In comments televised across Pakistan Saturday night, Mr. Musharraf said the country's transition to democracy is back on track after he lifted a self-declared "state of emergency" earlier in the day.

Mr. Musharraf said he was forced last month to impose emergency rule to prevent judges and others he did not name from derailing Pakistan's path to democracy.

After declaring the emergency in November, Mr. Musharraf suspended the constitution, clamped down on independent media, arrested hundreds of opposition politicians, and replaced Supreme Court judges with handpicked jurists who quickly rubber stamped his controversial run for president while in uniform.

In his speech Saturday, Mr. Musharraf repeated a promise not to interfere in parliamentary elections next month.

"It is my commitment to the entire nation of Pakistan and to its people, and to the world, that the election on the eighth of January will be held on time and will be absolutely fair and transparent," he said. "We would like to invite any number of observers to come and watch the fairness of these elections."

Opposition politicians and election observers have said Mr. Musharraf's moves have already rigged the election in favor of his supporters. Some small parties are boycotting the election in protest, but the two main opposition parties have said they will contest the election.

Mr.

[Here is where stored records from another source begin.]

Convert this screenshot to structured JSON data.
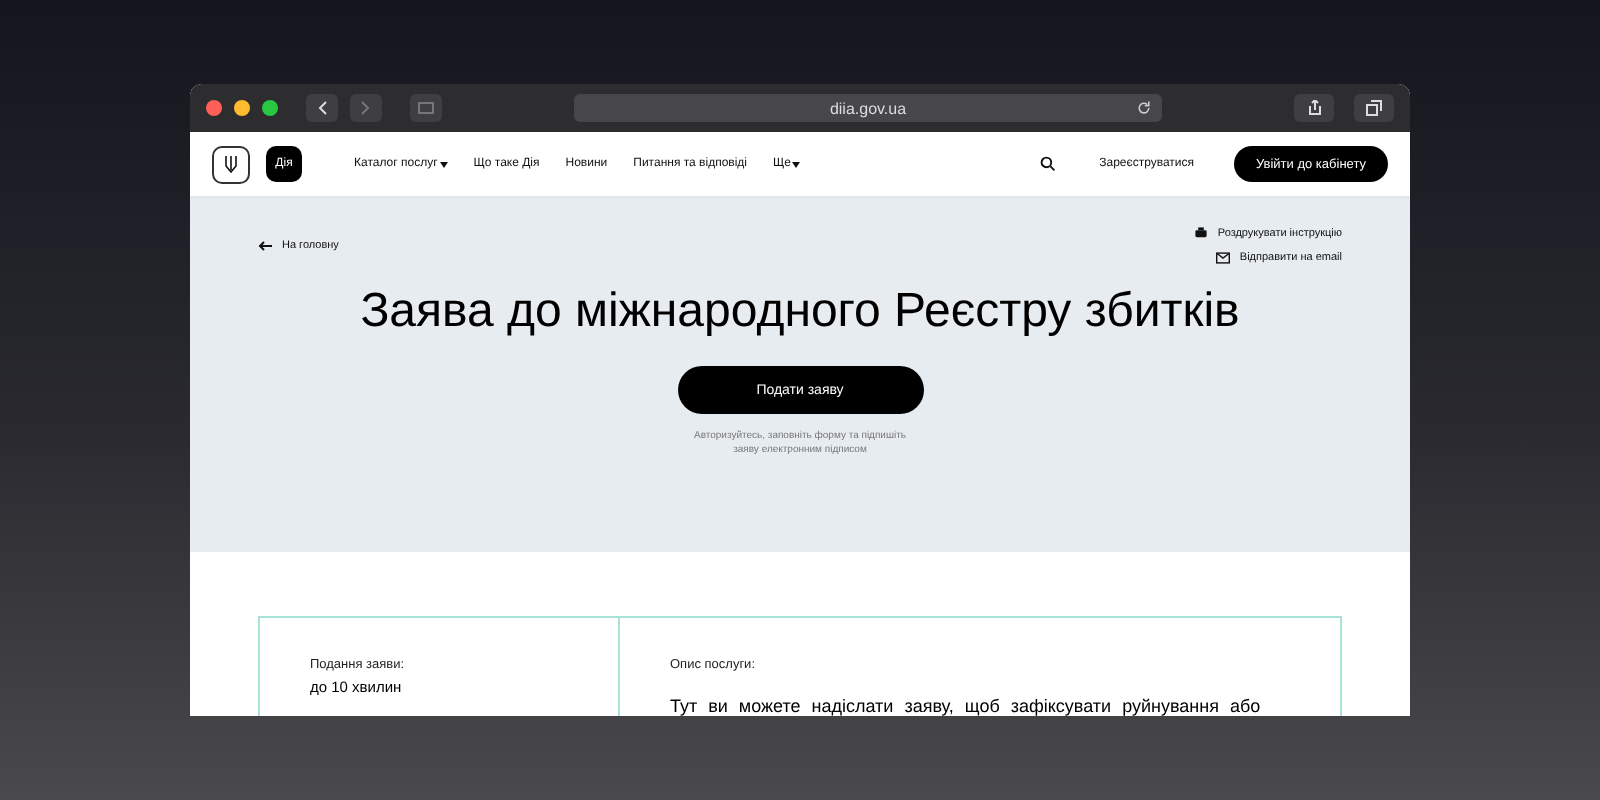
{
  "browser": {
    "url": "diia.gov.ua"
  },
  "nav": {
    "logo_text": "Дія",
    "items": [
      {
        "label": "Каталог послуг",
        "dropdown": true
      },
      {
        "label": "Що таке Дія",
        "dropdown": false
      },
      {
        "label": "Новини",
        "dropdown": false
      },
      {
        "label": "Питання та відповіді",
        "dropdown": false
      },
      {
        "label": "Ще",
        "dropdown": true
      }
    ],
    "register": "Зареєструватися",
    "login": "Увійти до кабінету"
  },
  "hero": {
    "back": "На головну",
    "actions": [
      {
        "kind": "print",
        "label": "Роздрукувати інструкцію"
      },
      {
        "kind": "email",
        "label": "Відправити на email"
      }
    ],
    "title": "Заява до міжнародного Реєстру збитків",
    "button": "Подати заяву",
    "note": "Авторизуйтесь, заповніть форму та підпишіть заяву електронним підписом"
  },
  "card": {
    "duration_label": "Подання заяви:",
    "duration_value": "до 10 хвилин",
    "description_label": "Опис послуги:",
    "description": "Тут ви можете надіслати заяву, щоб зафіксувати руйнування або"
  }
}
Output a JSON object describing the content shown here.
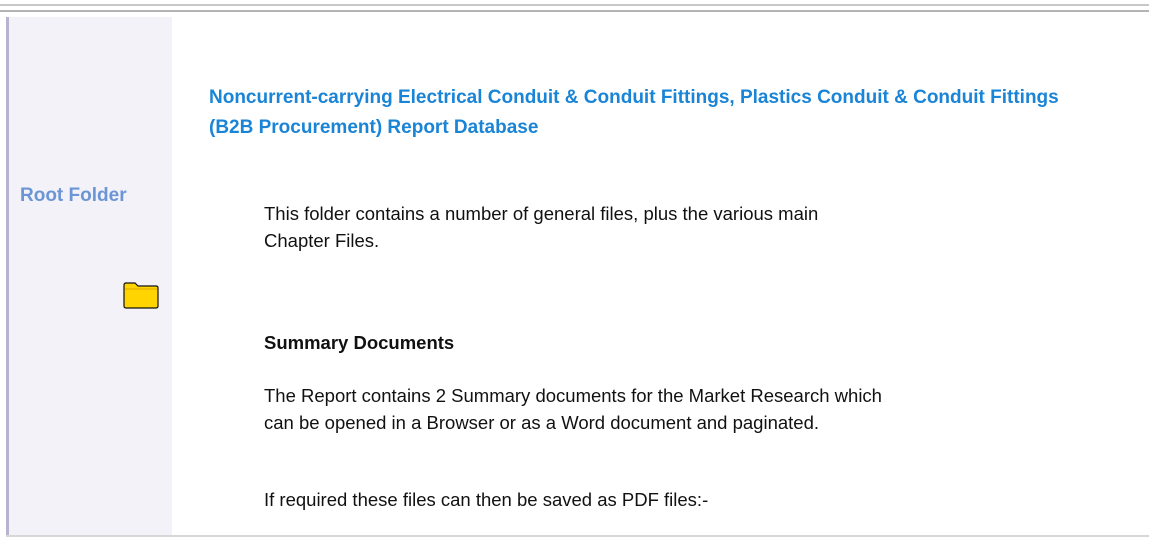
{
  "sidebar": {
    "title": "Root Folder",
    "icon": "folder-icon",
    "accent_color": "#6b95d4"
  },
  "main": {
    "title": "Noncurrent-carrying Electrical Conduit & Conduit Fittings, Plastics Conduit & Conduit Fittings (B2B Procurement) Report Database",
    "intro": "This folder contains a number of general files, plus the various main Chapter Files.",
    "summary_heading": "Summary Documents",
    "summary_text": "The Report contains 2 Summary documents for the Market Research which can be opened in a Browser or as a Word document and paginated.",
    "pdf_note": "If required these files can then be saved as PDF files:-",
    "title_color": "#1a84d6"
  }
}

Musharraf said there is no reason for a boycott and warned "political agitators" will not be tolerated.

He also said he stands for independent media, but he made no commitment to lift the ban he placed on news that criticizes the head of state and government officials. The ban threatens media and reporters with heavy fines and jail time.

Also, the judges who were fired in November have not been reinstated.

Earlier Saturday, judges loyal to Mr. Musharraf pledged to honor the constitutional amendments legalizing his presidency, the emergency decree, and the purging of judges who opposed his decisions.

In his Saturday speech, Mr. Musharraf touted his government's achievements in the eight years since he took power in a bloodless military coup. He said he has put Pakistan on the path of development and empowered women, minorities, and young people while improving security in the tribal regions.

But Pakistan has experienced a growing number of terror attacks. On Saturday a suicide bomber on a bicycle killed two soldiers and three civilians near a Pakistani army camp in the northwest of the country.